Low Inventory Keeping Prices Artificially High

April 2023 Update:

The story this month is still the lack of sales compared to the same time last year. Sales volume is down about 35%-40% from what it was.  This is not a surprise, as this time last year interest rates were significantly lower and the public was racing to buy before they skyrocketed up.  Demand still remains decent, but buyers have more leverage and we are not seeing 10+ offers on a home like we did a year ago.  Prices are down from the peak, but if they were down about 10% city wide at the end of 2022, that depreciation is shrinking and they are only down about 5-7%  We see this as a good time to buy before inventory shrinks more throughout the summer and that limited inventory causes prices to artificially rise.  
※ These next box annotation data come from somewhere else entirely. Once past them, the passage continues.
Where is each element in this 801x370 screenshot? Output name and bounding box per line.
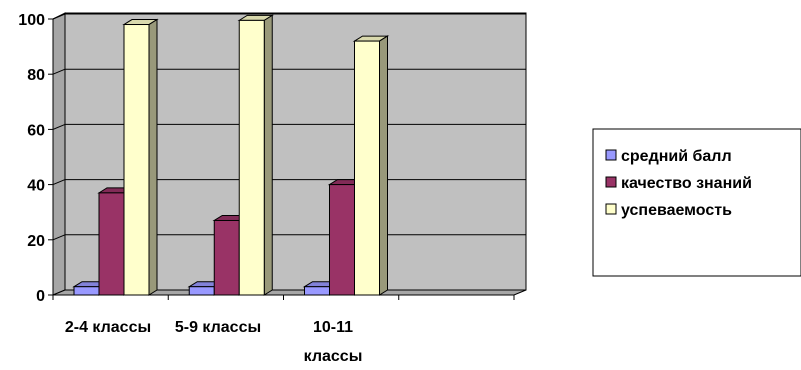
- bar-2-1: [237, 14, 274, 296]
- legend-box: [592, 128, 801, 277]
- gridline-side: [52, 234, 66, 241]
- bar-front: [123, 24, 150, 296]
- legend-item-1: качество знаний: [605, 175, 752, 192]
- bar-front: [73, 286, 100, 296]
- bar-side: [263, 14, 273, 296]
- bar-front: [98, 192, 125, 296]
- side-wall: [52, 12, 66, 296]
- gridline-side: [52, 179, 66, 186]
- legend-swatch: [605, 149, 617, 161]
- bar-2-0: [122, 18, 159, 296]
- legend-item-2: успеваемость: [605, 202, 732, 219]
- bar-front: [304, 286, 330, 296]
- legend-label: качество знаний: [621, 175, 752, 192]
- bar-front: [238, 19, 265, 296]
- bar-front: [188, 286, 215, 296]
- y-tick-label: 60: [27, 122, 45, 139]
- gridline-side: [52, 123, 66, 130]
- legend-swatch: [605, 176, 617, 188]
- legend: средний балл качество знаний успеваемость: [592, 128, 801, 277]
- y-tick-label: 80: [27, 67, 45, 84]
- y-tick-labels: 0 20 40 60 80 100: [18, 12, 45, 305]
- bar-front: [329, 184, 355, 296]
- y-tick-label: 20: [27, 233, 45, 250]
- y-tick-label: 100: [18, 12, 45, 29]
- legend-swatch: [605, 203, 617, 215]
- bar-side: [379, 35, 388, 296]
- x-tick-label: 5-9 классы: [175, 319, 261, 336]
- y-tick-label: 40: [27, 178, 45, 195]
- legend-item-0: средний балл: [605, 148, 732, 165]
- legend-label: средний балл: [621, 148, 732, 165]
- gridline-side: [52, 68, 66, 75]
- legend-label: успеваемость: [621, 202, 732, 219]
- gridline-side: [52, 13, 66, 20]
- bar-front: [354, 40, 380, 296]
- bars: [72, 14, 390, 296]
- x-tick-label: 2-4 классы: [65, 319, 151, 336]
- bar-side: [148, 18, 158, 296]
- y-tick-label: 0: [36, 288, 45, 305]
- x-tick-label: 10-11 классы: [304, 319, 363, 365]
- bar-2-2: [352, 35, 390, 296]
- bar-front: [213, 219, 240, 296]
- x-tick-labels: 2-4 классы 5-9 классы 10-11 классы: [65, 319, 363, 365]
Every year, by at least March, we hope to see inventory rise after a high number of new listings come to market, which easily accommodates the increase in sales we also tend to see in the first half of the year.  Although, while a greater number of listings are not selling, the number of new listings declined each month in the first quarter of 2023.  Typically, inventory grows in the first half of the year, peaking in June or July. We don’t expect the inventory growth in the second quarter to make up for the decline in the first quarter, keeping the supply of homes and, in turn, total sales lower for the rest of the year.  If active listings drop further in the second quarter, we could easily see home prices move significantly higher into the summer.